I’d called him on his bullshit then. Now I understood his sudden charitable offer.

“Yes,” Vaughn answered for me. “He’ll take her on a date. Now, can you remove yourself from our vicinity? I’m trying to eat here.”

He produced a seven-year-old granola bar from his pocket, which I knew he had absolutely no intention of eating. Vaughn didn’t eat. Publicly, I mean.

“Gladly,” Lenora said.

“Do you do anything gladly? You look like the miserable spawn of Marilyn Manson and a blowup doll.”

“Do you think blowup dolls can be impregnated, Vaughn? Shall I give you the talk about the birds and the bees?” Lenny squinted, before her phone chimed. She laughed. She actually laughed, as she shook her head. “Au revoir. And before you wonder, Vaughn—it doesn’t mean a fancy pastry.”

“My mom is French!” he yelled, finally snapping out of his usual ice-cold manner.

And just like that, Lenora and Vaughn disappeared in opposite directions, leaving me alone with Poppy.

“I do.” I smiled.

Her eyelashes fluttered. “A bit early for that, but what the hell, if the ring is nice, I’m game.”

I let out a laugh.

I’d cut off my balls and feed them to Luna’s seahorses before I marry into your sister’s family, dude.

“I do have a game on Friday,” I clarified. “The championship game, actually. But we can hang out after.
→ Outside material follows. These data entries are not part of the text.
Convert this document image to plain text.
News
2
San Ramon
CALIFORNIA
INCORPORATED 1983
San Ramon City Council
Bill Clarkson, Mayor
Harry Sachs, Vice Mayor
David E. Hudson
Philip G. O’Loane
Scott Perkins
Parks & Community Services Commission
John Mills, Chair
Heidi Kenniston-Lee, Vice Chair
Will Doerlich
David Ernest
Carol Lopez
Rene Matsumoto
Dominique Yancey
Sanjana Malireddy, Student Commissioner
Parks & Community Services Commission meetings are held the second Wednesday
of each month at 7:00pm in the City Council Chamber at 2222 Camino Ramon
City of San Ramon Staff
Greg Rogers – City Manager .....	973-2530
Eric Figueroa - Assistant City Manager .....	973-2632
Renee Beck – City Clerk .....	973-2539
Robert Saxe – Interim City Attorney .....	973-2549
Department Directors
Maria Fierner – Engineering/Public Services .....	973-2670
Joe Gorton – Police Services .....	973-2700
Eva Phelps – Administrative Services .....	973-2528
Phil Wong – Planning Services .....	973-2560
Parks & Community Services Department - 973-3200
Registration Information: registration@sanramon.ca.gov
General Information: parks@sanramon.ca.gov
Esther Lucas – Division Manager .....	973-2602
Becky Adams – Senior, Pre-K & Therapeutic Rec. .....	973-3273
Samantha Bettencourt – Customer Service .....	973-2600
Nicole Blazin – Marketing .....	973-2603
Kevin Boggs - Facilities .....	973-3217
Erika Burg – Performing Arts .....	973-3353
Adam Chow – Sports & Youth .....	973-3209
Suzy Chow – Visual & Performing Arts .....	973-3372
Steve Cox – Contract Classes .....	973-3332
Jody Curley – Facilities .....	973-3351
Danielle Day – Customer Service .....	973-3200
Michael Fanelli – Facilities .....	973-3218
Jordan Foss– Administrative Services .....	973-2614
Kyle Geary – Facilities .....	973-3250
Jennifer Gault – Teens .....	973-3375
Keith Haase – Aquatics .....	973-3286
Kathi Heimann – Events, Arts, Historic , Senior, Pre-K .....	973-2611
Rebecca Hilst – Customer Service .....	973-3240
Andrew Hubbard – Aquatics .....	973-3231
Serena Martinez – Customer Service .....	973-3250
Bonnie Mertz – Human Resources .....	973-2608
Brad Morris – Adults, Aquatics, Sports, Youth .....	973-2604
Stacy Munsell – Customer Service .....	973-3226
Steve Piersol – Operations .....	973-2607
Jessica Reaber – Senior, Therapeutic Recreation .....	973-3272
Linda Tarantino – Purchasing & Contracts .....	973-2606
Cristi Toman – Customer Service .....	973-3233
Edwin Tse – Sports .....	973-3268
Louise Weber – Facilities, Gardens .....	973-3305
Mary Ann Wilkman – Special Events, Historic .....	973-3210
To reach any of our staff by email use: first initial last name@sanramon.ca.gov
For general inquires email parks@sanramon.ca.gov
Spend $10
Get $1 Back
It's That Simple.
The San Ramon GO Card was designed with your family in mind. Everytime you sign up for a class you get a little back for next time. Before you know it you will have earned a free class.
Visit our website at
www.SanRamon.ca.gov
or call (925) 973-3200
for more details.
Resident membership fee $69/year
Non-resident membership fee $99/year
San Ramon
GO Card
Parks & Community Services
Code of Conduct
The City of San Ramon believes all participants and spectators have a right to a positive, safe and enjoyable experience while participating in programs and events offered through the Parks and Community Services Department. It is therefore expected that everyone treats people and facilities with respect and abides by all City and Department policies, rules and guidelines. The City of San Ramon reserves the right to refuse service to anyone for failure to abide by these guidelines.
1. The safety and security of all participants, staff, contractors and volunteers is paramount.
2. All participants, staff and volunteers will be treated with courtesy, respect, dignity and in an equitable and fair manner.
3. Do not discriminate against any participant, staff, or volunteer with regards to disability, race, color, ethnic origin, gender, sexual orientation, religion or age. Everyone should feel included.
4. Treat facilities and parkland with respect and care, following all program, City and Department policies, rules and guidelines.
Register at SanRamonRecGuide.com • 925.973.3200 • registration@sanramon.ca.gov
Just the two of us.” I gave her a slow onceover, going for the kill with an I’ll-chew-your-panties-off smirk. “Especially if heavy petting is involved.”

“No promises.”

“Well, prepare to watch a shitty cop movie, then.”

She giggled. Her throat bobbed, and all I could think was, it’s just a throat. I didn’t want to kiss it. I didn’t want to trace it with my fingers. To strangle it. To cover every inch of it with my tongue and lips and teeth, like I’d imagined whenever I’d looked at Luna.

I reopened my locker and stared at the letter again, this time stuffing it into the back of my jeans. I needed something to hold onto.

A fresh hell to raise.

You want to be humored, Dixie? Joke’s on fucking you.